In a sense, it was. We’ve seen caretakers kill their surrogate children on SVU and other shows, but not in a case where the development of that relationship had been so intimately depicted over multiple episodes. Carol was as close as Lizzie had to a mother, and this is as close to watching a fully realized infanticide on TV as we’d ever seen. It was almost too much for television or even film. And, yet, in context, Lizzie’s crimes and execution actually reversed the prevailing trope of little dead girls.
TV sends us a near constant stream of what producers and writers tell us are murderous sociopaths, psychotics, and schizophrenics. Their portrayals of the mentally ill are rarely ever realistic. We’ve also seen “bad seeds” before; young, homicidal boys and girls. But we’ve never seen anything like Lizzie. She was no more realistic, but she was a breed apart.
The implication of the episode was that Lizzie was already mentally ill, but it was the zombie apocalypse that made her a true killer. By the time the adults in her world had taken notice of her, she’d killed rats, mice, and fluffy little bunnies. Toward the end, she believed that she had access to a truth no one else did and that what she was doing and planning was actually a gift to mankind. In that, she wasn’t just a bad seed. She was more like the killers in Se7en, The Bridge, and other stories — a missionary with a knife and exactly the kind of person usually responsible for TV’s murdered girls. In fact, she’d already produced one: her sister. She took what has been almost exclusively the work of misogynists on shows like True Detective and turned it into a truly innocent misunderstanding of morality. Lizzie was a “broken” girl, but her heart was in the right place.
And then comes the issue of her execution. Carol, who had killed “good” characters before, but never someone healthy or awake, was gutted by the decision. As a matter of fact, she didn’t blame Lizzie for Mica’s death. Even though she spoke as if Lizzie’s behavior was inevitable, actor Melissa McBride made the character’s true feelings clear in her performance. Carol blamed herself.
What we have here is another set of little, dead girls killed by TV producers.

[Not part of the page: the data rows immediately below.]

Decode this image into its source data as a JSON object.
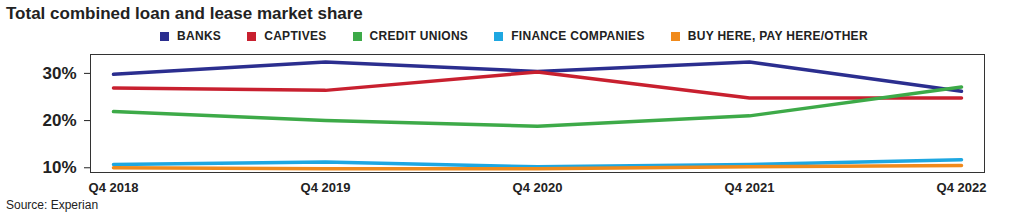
{
  "chart_data": {
    "type": "line",
    "title": "Total combined loan and lease market share",
    "caption": "Source: Experian",
    "categories": [
      "Q4 2018",
      "Q4 2019",
      "Q4 2020",
      "Q4 2021",
      "Q4 2022"
    ],
    "series": [
      {
        "name": "BANKS",
        "color": "#2b2e8f",
        "values": [
          29.8,
          32.4,
          30.4,
          32.4,
          26.2
        ]
      },
      {
        "name": "CAPTIVES",
        "color": "#c8202f",
        "values": [
          26.9,
          26.4,
          30.3,
          24.8,
          24.8
        ]
      },
      {
        "name": "CREDIT UNIONS",
        "color": "#3daa48",
        "values": [
          21.9,
          20.0,
          18.8,
          21.0,
          27.1
        ]
      },
      {
        "name": "FINANCE COMPANIES",
        "color": "#1ea7e1",
        "values": [
          10.7,
          11.2,
          10.2,
          10.7,
          11.7
        ]
      },
      {
        "name": "BUY HERE, PAY HERE/OTHER",
        "color": "#f08a1c",
        "values": [
          10.0,
          9.8,
          9.8,
          10.2,
          10.5
        ]
      }
    ],
    "ylim": [
      9,
      34
    ],
    "yticks": [
      {
        "value": 10,
        "label": "10%"
      },
      {
        "value": 20,
        "label": "20%"
      },
      {
        "value": 30,
        "label": "30%"
      }
    ],
    "grid": false,
    "legend": "top"
  }
}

But, this time, the murderer wasn’t evil or a man. Moreover, the responsibility truly lay with the adults in her life. It was frightening in a way that True Detective just wasn’t.
We can’t say exactly what the latest episode of The Walking Dead means for the troubling, often anti-woman trend we see on television every night, but we know this: We’re not thinking about TV’s child victims the same way. We’re not looking at the murderers or the producers any more. We’re starting to look at ourselves. So, yes, this episode did go too far — and it was brilliant.